Dopo il trionfo di “Caravaggio 2025”, Roma celebra il sodalizio tra Gian Lorenzo Bernini e Urbano VIII. Un viaggio tra capolavori internazionali, architetture scenografiche e i retroscena di una vita dominata dal genio e dalla passione.
Di Roberto Benatti
«Gran fortuna è la vostra, o Cavaliere, di veder Papa il Cardinal Maffeo Barberino, ma assai maggiore è la nostra, che il Cavalier Bernino viva nel nostro Pontificato».
Se c’è una frase capace di riassumere un’intera epoca, è questa. A pronunciarla fu Maffeo Barberini, appena asceso al soglio pontificio con il nome di Urbano VIII; il destinatario era un giovane scultore di nome Gian Lorenzo Bernini. Non era un semplice complimento, ma una profezia politica ed estetica che oggi rivive nella grande mostra «Bernini e i Barberini», ospitata nello scenario perfetto delle Gallerie Nazionali di Arte Antica.

Secondo atto di un ambizioso progetto triennale – nato sulla scia dello straordinario successo di “Caravaggio 2025”, che ha portato a Palazzo Barberini oltre 400.000 visitatori – l’esposizione, curata da Andrea Bacchi e Maurizia Cicconi, indaga quella che fu la scintilla del Seicento europeo: l’incontro tra un artista universale e un pontefice visionario.

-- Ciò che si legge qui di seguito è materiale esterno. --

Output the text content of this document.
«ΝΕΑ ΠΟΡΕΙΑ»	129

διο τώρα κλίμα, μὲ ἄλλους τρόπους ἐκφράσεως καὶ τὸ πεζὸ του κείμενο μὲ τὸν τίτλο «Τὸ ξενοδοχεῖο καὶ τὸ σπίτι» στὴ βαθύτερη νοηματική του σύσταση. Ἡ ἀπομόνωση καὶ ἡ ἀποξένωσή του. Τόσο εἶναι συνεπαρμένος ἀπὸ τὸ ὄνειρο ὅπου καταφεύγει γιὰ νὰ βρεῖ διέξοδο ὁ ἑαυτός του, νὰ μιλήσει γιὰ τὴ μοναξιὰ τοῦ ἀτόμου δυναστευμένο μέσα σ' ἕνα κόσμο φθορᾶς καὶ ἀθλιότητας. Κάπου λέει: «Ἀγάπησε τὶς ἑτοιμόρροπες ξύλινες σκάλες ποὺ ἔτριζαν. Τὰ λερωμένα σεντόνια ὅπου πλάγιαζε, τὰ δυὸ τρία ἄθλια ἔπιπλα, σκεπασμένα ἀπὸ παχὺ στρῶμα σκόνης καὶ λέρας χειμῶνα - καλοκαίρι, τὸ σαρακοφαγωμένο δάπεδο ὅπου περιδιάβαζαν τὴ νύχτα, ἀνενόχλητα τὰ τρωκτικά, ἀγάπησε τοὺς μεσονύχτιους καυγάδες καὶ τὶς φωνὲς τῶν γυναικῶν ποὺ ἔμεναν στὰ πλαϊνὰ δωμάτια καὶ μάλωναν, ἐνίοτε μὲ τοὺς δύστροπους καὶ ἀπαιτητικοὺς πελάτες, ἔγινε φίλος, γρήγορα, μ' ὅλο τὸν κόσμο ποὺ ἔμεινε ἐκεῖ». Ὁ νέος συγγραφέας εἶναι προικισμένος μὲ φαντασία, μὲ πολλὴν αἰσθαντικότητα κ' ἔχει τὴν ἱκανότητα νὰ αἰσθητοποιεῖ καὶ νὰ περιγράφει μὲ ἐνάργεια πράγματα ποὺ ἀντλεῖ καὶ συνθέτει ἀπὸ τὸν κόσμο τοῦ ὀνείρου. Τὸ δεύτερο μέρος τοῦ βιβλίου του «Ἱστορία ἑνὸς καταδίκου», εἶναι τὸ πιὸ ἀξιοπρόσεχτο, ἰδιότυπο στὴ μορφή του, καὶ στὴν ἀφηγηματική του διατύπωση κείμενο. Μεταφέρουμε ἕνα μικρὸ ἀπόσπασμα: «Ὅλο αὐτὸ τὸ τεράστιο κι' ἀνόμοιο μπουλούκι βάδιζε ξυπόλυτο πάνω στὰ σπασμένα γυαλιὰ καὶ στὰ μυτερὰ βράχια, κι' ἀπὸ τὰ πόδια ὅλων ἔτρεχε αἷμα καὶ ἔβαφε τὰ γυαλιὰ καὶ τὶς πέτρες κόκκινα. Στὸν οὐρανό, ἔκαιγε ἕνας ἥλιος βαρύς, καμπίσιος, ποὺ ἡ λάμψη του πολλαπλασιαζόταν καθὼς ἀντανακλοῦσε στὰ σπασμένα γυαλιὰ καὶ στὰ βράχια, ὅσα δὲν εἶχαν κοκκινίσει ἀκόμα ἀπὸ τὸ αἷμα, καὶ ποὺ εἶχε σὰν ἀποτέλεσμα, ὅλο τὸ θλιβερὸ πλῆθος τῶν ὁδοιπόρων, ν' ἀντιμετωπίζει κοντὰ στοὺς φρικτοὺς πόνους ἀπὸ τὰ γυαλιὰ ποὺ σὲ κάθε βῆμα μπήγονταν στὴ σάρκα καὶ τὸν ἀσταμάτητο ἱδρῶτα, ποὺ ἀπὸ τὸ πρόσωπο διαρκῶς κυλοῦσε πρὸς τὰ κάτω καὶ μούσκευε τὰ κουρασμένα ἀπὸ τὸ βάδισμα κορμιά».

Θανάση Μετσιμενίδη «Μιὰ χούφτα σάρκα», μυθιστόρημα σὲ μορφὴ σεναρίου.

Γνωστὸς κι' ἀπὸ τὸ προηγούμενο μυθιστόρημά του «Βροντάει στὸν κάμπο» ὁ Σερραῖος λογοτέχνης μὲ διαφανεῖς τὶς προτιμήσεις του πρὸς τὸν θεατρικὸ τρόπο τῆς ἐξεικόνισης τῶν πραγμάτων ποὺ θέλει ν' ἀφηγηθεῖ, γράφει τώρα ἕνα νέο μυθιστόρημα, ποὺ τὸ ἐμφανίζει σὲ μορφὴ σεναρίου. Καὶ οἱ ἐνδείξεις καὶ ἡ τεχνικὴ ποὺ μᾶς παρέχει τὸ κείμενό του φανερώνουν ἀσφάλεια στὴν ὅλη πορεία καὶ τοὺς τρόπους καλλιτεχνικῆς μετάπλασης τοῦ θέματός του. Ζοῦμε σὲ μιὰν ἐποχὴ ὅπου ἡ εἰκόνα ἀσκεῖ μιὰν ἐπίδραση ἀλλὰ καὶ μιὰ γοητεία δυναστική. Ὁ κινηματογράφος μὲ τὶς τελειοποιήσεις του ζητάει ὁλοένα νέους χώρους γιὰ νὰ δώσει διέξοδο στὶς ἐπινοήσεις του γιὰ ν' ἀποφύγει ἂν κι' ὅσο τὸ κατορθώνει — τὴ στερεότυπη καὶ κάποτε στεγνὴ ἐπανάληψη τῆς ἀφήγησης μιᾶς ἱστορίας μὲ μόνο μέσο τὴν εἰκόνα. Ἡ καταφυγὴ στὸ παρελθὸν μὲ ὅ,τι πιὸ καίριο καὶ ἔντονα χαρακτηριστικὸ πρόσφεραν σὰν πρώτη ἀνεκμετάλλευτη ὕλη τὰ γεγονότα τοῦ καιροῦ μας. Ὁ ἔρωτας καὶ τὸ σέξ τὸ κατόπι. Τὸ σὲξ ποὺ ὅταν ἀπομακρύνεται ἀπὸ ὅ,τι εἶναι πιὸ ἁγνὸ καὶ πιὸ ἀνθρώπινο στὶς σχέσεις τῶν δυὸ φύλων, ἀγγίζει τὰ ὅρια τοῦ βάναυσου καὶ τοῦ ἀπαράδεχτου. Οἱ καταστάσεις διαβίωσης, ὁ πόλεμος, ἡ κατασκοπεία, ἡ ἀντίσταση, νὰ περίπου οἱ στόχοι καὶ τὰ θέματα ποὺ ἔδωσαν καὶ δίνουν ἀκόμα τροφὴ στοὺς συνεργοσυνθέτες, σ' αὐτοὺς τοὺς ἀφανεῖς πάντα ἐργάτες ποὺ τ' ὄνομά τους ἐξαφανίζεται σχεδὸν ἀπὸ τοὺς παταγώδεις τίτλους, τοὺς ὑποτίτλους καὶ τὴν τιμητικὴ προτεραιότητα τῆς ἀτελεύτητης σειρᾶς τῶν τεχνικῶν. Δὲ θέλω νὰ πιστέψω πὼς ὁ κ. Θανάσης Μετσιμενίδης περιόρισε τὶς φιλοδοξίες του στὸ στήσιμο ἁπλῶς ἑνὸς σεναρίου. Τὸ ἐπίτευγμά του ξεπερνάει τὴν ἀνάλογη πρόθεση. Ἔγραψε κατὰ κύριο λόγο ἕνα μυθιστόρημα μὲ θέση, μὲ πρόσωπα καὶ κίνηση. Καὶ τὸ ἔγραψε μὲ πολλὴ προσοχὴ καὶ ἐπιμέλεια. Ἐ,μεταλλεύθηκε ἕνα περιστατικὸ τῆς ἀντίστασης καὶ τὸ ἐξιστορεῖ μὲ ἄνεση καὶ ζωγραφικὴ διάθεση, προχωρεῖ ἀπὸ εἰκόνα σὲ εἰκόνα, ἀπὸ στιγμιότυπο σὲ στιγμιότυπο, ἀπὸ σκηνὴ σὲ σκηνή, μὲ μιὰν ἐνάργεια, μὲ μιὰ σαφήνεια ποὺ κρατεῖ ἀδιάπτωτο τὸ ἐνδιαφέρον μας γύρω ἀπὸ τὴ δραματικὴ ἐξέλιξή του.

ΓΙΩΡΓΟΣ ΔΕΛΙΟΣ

Quello tra Bernini e il Papa non fu un banale rapporto tra committente ed esecutore. Fu un’amicizia intellettuale, una simbiosi volta a plasmare l’immagine di Roma come capitale dell’arte moderna. Se Michelangelo era stato il gigante del Rinascimento, Maffeo voleva che Bernini fosse il “suo” Michelangelo per il nuovo secolo. Sotto la spinta del Papa, lo scultore prodigio fu costretto a superare i limiti del marmo per diventare architetto, pittore, scenografo e urbanista: il regista unico del Barocco.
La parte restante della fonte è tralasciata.